Last week President Obama announced a new refinancing initiative as part of his jobs agenda that “would put more than $2,000 a year in a family’s pocket, and give a lift to an economy still burdened by the drop in housing prices.
Subsequently, the head of the Federal Housing Finance Agency said that “FHFA staff has been analyzing these issues and discussing with a range of stakeholders various ‘frictions’ in HARP and what may be done to ease those frictions. The final outcome of this review remains uncertain but FHFA believes this undertaking is worthwhile and consistent with our conservator responsibilities.”
CoreLogic also found that 10.9 million, or 22.5 percent, of all residential properties with a mortgage were in negative equity at the end of the second quarter of 2011, down very slightly from 22.7 percent in the first quarter. An additional 2.4 million borrowers had less than five percent equity, referred to as near-negative equity, in the second quarter. Together, negative equity and near-negative equity mortgages account for 27.5 percent of all residential properties with a mortgage nationwide.
Nevada had the highest negative equity percentage with 60 percent of all of its mortgaged properties underwater, followed by Arizona (49 percent), Florida (45 percent), Michigan (36 percent) and California (30 percent).
The negative equity share in the hardest hit states has improved. Over the past year, the average negative equity share for the top five states has declined from 41 percent to 38 percent. Nevada had the largest decline over the last year, with the negative equity share dropping from 68 percent to 60 percent. The reason for the Nevada decline is the high number of foreclosures that led to lower numbers of remaining negative equity borrowers.

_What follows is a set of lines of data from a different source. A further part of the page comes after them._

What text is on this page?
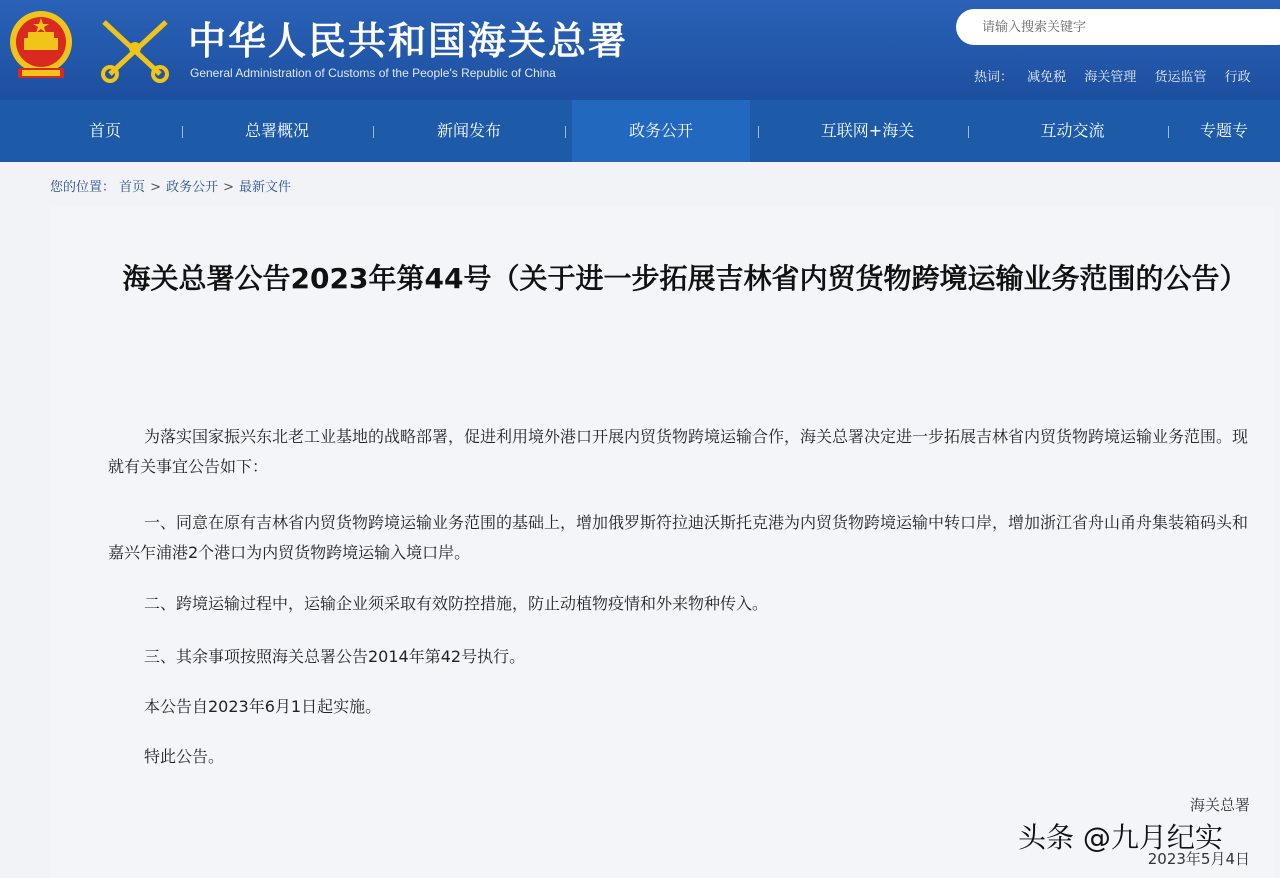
中华人民共和国海关总署
General Administration of Customs of the People's Republic of China
请输入搜索关键字	热词： 减免税 海关管理 货运监管 行政
首页	总署概况	新闻发布	政务公开	互联网+海关	互动交流	专题专
您的位置： 首页 > 政务公开 > 最新文件
海关总署公告2023年第44号（关于进一步拓展吉林省内贸货物跨境运输业务范围的公告）
为落实国家振兴东北老工业基地的战略部署，促进利用境外港口开展内贸货物跨境运输合作，海关总署决定进一步拓展吉林省内贸货物跨境运输业务范围。现就有关事宜公告如下：
一、同意在原有吉林省内贸货物跨境运输业务范围的基础上，增加俄罗斯符拉迪沃斯托克港为内贸货物跨境运输中转口岸，增加浙江省舟山甬舟集装箱码头和嘉兴乍浦港2个港口为内贸货物跨境运输入境口岸。
二、跨境运输过程中，运输企业须采取有效防控措施，防止动植物疫情和外来物种传入。
三、其余事项按照海关总署公告2014年第42号执行。
本公告自2023年6月1日起实施。
特此公告。
海关总署
头条 @九月纪实
2023年5月4日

Negative equity not only restricts refinancing, but also sales. Since the 2005 sales peak, non-distressed sales in zip codes with low negative equity have fallen 61 percent, compared to an 83 percent sales decline in high negative equity zip codes. The typical seasonal changes in sales volume in high negative equity zip codes is very muted, which indicates that non-distressed sales are being heavily impacted by the high levels of negative equity in their neighborhood, even if sellers have equity.
The federal homebuyer tax credit that expired last year contributed to a spike in high loan-to-value (LTV) loans. As the housing market collapsed, underwriting began to tighten in 2008 and the share of high LTV loans (90 percent to 100 percent LTV) began to decline. However, the federal home buyer tax credit helped propel home sales in 2009 and 2010 and led to minor spikes in high LTV FHA lending centered near the expiration of the tax credit initially in November 2009, which was then extended to April 2010. In the span of six months in 2009, the high LTV share increased from 13 percent to 18 percent, which is large given such a small time period.
“High negative equity is holding back refinancing and sales activity and is a major impediment to the housing market recovery. The hardest hit markets have improved over the last year, primarily as a result of foreclosures. But nationally, the level of mortgage debt remains high relative to home prices,” says Mark Fleming, chief economist with CoreLogic.